La pièce che Buttafuoco ha in mente comincia proprio dall’Happy Ending (potrebbe essere questo il titolo) «con Berlusconi e il suo amico don Verzè, due meravigliosi vecchietti immersi nella beatitudine di una spiaggia incantevole e remota» che, sorseggiando tamarindo, riavvolgono il nastro della storia nella quale hanno lasciato segni profondi, ben più dell’Avvocato, ridimensionato a elegante comparsa nell’éra del Cav. Oppure, più maliziosamente, recuperando trascorsi e traversie da pigmalione, il titolo potrebbe essere My fair papy, concessione all’anima più sulfurea della sinistra morettiana. L’interprete? «È ancora da scegliere, ma Antonio Albanese sarebbe perfetto. Cercare la somiglianza fisica è un errore. Nel musical contano le sfumature, le doti artistiche.
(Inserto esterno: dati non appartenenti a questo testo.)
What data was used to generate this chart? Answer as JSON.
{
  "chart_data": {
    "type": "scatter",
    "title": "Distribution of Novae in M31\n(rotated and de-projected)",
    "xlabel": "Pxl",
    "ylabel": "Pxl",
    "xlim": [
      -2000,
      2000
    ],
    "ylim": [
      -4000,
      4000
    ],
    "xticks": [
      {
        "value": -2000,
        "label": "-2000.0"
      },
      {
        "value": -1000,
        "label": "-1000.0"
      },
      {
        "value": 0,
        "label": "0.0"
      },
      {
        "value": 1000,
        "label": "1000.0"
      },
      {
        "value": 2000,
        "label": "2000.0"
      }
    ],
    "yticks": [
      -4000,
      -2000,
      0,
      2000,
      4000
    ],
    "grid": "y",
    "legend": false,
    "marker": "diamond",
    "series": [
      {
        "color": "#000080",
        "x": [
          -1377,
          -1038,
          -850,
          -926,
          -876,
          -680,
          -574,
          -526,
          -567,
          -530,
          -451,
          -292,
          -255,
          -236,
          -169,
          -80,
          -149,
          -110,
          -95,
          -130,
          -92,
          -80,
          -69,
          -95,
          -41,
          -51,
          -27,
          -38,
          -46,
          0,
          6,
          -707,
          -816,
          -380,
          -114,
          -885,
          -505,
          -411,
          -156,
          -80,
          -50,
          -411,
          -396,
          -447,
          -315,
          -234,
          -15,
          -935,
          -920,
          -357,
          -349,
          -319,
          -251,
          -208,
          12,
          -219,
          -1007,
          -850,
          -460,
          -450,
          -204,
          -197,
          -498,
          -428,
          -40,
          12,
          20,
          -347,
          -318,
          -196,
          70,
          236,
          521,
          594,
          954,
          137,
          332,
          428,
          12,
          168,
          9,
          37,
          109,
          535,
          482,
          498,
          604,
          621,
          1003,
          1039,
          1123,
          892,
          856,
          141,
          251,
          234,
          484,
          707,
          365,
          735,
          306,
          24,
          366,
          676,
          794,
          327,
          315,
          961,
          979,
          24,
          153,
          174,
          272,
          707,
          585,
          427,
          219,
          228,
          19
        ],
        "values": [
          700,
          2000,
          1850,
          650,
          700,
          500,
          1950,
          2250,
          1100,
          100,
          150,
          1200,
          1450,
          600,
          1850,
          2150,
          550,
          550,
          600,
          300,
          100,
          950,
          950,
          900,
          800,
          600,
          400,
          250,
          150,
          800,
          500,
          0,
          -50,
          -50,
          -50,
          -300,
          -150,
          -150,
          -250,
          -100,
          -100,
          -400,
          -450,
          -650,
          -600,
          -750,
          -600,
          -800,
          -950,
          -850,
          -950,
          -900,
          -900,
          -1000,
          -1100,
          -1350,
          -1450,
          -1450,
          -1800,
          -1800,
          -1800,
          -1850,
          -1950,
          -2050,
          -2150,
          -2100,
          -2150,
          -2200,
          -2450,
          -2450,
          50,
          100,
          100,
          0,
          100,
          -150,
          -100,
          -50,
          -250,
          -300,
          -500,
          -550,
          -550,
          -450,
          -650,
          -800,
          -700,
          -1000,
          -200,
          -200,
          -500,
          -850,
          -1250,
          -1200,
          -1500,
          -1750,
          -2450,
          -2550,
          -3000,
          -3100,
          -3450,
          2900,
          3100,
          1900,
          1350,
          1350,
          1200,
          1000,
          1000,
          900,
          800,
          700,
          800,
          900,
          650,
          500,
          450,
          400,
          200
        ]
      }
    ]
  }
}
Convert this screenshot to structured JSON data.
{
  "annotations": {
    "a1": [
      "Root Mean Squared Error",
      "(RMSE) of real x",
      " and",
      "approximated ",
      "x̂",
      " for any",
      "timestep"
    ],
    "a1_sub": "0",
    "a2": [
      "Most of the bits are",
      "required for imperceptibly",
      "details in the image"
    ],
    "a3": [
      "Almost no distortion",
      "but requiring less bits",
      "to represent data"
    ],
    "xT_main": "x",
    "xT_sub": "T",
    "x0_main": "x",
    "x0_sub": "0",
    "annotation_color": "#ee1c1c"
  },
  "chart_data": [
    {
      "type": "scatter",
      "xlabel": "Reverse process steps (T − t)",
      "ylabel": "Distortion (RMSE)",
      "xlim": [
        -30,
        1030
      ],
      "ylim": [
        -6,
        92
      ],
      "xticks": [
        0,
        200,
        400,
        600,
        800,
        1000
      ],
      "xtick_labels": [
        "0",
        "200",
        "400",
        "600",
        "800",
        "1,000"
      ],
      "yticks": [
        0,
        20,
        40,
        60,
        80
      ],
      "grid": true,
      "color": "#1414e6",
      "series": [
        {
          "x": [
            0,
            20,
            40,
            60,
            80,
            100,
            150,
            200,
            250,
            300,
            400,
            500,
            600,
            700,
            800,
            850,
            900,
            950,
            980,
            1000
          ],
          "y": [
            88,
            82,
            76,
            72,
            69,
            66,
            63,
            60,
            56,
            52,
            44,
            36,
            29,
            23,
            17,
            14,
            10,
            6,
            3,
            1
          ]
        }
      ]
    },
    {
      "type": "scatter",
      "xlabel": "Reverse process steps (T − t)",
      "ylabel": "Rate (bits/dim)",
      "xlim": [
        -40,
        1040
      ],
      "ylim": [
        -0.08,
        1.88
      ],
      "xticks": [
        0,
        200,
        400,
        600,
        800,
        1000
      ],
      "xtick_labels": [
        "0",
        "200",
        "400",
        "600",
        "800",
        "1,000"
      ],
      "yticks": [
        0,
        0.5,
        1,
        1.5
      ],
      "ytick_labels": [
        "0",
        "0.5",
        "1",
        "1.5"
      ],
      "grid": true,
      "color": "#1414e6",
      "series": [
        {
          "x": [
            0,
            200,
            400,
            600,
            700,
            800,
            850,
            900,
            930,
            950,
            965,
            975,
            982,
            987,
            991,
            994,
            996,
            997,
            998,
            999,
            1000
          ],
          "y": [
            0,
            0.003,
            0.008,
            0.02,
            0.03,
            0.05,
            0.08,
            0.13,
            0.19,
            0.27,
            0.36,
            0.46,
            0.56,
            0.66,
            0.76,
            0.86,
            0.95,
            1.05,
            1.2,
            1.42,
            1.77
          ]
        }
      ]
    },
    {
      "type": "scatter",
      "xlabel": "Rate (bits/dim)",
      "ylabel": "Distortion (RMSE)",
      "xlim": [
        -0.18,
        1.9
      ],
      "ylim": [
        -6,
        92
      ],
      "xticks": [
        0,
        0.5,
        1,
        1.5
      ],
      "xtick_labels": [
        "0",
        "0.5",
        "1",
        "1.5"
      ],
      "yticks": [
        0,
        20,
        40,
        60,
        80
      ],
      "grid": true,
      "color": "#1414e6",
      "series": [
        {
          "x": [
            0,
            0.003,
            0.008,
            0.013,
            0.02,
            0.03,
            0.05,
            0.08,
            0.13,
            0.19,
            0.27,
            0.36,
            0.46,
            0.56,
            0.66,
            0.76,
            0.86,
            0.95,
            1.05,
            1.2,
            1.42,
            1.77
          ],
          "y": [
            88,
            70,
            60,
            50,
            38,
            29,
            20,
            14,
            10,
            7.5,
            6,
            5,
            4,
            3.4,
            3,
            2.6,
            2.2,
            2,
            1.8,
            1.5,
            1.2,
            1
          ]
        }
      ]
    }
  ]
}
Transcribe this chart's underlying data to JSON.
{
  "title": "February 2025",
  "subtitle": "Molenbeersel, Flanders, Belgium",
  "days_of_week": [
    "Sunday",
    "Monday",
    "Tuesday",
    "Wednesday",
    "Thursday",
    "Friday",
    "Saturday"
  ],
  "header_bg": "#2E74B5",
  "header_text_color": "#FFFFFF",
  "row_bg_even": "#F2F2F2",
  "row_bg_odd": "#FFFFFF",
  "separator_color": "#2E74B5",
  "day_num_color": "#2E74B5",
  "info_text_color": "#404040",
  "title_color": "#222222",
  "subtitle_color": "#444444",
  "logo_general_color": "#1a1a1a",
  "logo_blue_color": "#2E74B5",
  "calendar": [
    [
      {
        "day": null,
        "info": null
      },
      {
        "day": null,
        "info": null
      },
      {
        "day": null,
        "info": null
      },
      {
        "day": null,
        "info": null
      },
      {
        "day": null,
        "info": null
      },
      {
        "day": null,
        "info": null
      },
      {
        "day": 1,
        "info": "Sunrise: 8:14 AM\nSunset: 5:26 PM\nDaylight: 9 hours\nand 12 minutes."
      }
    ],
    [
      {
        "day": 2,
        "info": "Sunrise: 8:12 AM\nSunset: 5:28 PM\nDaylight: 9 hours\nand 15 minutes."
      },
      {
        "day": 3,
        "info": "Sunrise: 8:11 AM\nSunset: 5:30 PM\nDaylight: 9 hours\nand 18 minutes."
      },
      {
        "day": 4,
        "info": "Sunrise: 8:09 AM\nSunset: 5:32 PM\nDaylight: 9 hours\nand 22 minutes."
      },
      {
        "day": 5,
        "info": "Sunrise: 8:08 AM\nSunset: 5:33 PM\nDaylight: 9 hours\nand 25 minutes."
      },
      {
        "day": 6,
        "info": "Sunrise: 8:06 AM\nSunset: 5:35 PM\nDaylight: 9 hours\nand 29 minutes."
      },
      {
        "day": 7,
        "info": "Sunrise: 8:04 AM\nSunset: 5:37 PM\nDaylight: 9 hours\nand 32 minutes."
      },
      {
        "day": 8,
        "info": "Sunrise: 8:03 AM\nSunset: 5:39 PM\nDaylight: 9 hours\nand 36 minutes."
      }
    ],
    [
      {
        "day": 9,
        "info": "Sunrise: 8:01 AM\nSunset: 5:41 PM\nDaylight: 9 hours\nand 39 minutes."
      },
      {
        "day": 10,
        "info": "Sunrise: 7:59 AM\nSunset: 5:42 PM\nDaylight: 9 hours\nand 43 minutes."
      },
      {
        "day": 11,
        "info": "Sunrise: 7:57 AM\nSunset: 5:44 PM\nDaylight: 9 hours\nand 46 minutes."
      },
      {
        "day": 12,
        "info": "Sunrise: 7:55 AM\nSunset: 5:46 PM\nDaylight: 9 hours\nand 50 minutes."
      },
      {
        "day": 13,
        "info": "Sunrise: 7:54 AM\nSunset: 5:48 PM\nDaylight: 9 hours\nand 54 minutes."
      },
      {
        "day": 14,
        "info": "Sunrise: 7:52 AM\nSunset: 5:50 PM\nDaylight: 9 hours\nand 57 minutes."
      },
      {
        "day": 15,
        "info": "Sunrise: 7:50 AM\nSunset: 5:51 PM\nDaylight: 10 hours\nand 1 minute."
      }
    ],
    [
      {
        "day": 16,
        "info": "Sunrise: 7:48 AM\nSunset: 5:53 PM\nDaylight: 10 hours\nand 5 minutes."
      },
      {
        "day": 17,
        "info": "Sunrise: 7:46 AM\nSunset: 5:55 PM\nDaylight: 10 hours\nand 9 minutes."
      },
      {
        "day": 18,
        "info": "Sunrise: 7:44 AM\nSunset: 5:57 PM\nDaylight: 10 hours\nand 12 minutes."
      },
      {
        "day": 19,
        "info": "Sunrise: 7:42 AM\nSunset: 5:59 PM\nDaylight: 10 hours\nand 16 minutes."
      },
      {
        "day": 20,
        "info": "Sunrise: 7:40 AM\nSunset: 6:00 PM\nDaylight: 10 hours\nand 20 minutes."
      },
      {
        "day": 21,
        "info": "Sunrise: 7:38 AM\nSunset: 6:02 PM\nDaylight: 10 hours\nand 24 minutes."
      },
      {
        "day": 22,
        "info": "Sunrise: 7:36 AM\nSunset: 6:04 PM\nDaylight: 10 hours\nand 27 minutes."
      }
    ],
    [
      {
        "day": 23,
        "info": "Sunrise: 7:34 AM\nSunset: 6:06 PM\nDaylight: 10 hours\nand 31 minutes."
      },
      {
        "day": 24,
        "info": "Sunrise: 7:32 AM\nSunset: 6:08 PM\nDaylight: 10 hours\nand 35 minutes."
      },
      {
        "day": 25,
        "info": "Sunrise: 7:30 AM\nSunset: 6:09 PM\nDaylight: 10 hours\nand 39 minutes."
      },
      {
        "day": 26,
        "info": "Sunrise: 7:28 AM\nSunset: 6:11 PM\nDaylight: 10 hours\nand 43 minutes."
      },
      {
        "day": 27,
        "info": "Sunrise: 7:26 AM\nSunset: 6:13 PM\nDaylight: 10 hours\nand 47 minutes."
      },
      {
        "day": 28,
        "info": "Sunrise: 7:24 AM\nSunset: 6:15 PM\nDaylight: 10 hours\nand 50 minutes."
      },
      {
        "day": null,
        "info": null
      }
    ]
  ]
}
E la forza del personaggio prevale sull’attore.

In un momento in cui non si fa che parlare del corpo delle donne», osserva l’autore di Fimmini (Mondadori), depositario di una concezione virilmente galante dell’universo femminile, «raccontare il corpo del capo, del Fregoli dai mille volti, del Presidente-operaio, casalingo, partigiano, seduttore sarà un gran divertimento».